Predigt in der Peterskirche zu Heidelberg, am Sonntag Rogate, 22. Mai 2011
Text: 1.Korintherbrief 2,1-10
„Der Theologe sucht die Gotteserkenntnis – der Glaubende hat sie.“ Als ich diesen Satz am Anfang meines Studiums hörte, war ich schockiert, ja sprachlos. Seitdem aber ist mir die religiöse und theologische Überbietungsrhetorik in vielen Formen begegnet, sogar auch innerhalb der wissenschaftlichen Theologie. Deus semper major, Gott ist immer größer. Die Frommen und Tiefblickenden, sie haben den Zugang zu diesem Gott, der immer größer ist. Sie wissen es immer besser, sie scheuen nicht zurück vor dem Mysterium, dem Numinosum, der Transzendenz, dem Ganz Anderen, dem Paradox, der höheren Dialektik.
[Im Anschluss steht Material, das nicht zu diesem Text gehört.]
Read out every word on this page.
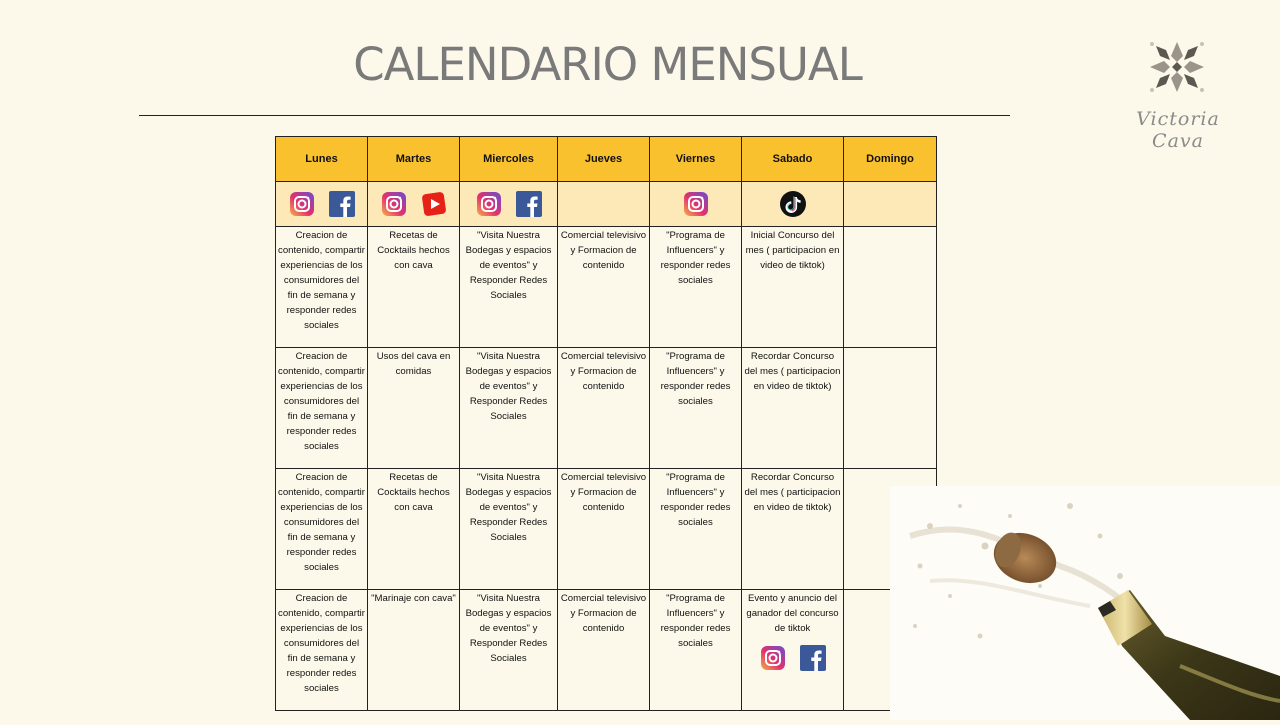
CALENDARIO MENSUAL
Victoria Cava
Lunes	Martes	Miercoles	Jueves	Viernes	Sabado	Domingo

Creacion de contenido, compartir experiencias de los consumidores del fin de semana y responder redes sociales	Recetas de Cocktails hechos con cava	"Visita Nuestra Bodegas y espacios de eventos" y Responder Redes Sociales	Comercial televisivo y Formacion de contenido	"Programa de Influencers" y responder redes sociales	Inicial Concurso del mes ( participacion en video de tiktok)	
Creacion de contenido, compartir experiencias de los consumidores del fin de semana y responder redes sociales	Usos del cava en comidas	"Visita Nuestra Bodegas y espacios de eventos" y Responder Redes Sociales	Comercial televisivo y Formacion de contenido	"Programa de Influencers" y responder redes sociales	Recordar Concurso del mes ( participacion en video de tiktok)	
Creacion de contenido, compartir experiencias de los consumidores del fin de semana y responder redes sociales	Recetas de Cocktails hechos con cava	"Visita Nuestra Bodegas y espacios de eventos" y Responder Redes Sociales	Comercial televisivo y Formacion de contenido	"Programa de Influencers" y responder redes sociales	Recordar Concurso del mes ( participacion en video de tiktok)	
Creacion de contenido, compartir experiencias de los consumidores del fin de semana y responder redes sociales	"Marinaje con cava"	"Visita Nuestra Bodegas y espacios de eventos" y Responder Redes Sociales	Comercial televisivo y Formacion de contenido	"Programa de Influencers" y responder redes sociales	Evento y anuncio del ganador del concurso de tiktok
Wenn man angesichts solcher Ansprüche und Behauptungen nicht taktvoll oder resigniert das Thema wechselt, wenn man beharrlich zurückfragt nach dieser tieferen Erkenntnis des immer Höheren, dann erhält man in der Regel ziemlich vage und wolkige Auskünfte. Die Weisheit Gottes wird nur den Auserwählten enthüllt, sie ist eben nicht Weisheit dieser Welt.
Wenn immer mir solche Rhetorik begegnet ist, musste ich an das Märchen Des Kaisers neue Kleider denken. Der in numinoser Weise alles immer wieder überbietende Gott kam mir ebenso unglaubwürdig vor wie die fromme Versicherung: Wir haben eine höhere Weisheit, wir sind mit diesem Gott vertraut, können das aber leider den Kindern dieser Welt nicht vermitteln. Weisheit, Geist, Geheimnis – sind das nur große Wörter, mit denen sich selbstgerechte Frömmler und religiöse Funktionäre gern selbst erhöhen und von denen abgrenzen, die sich nicht mit ihnen gut stellen können oder gut stellen wollen?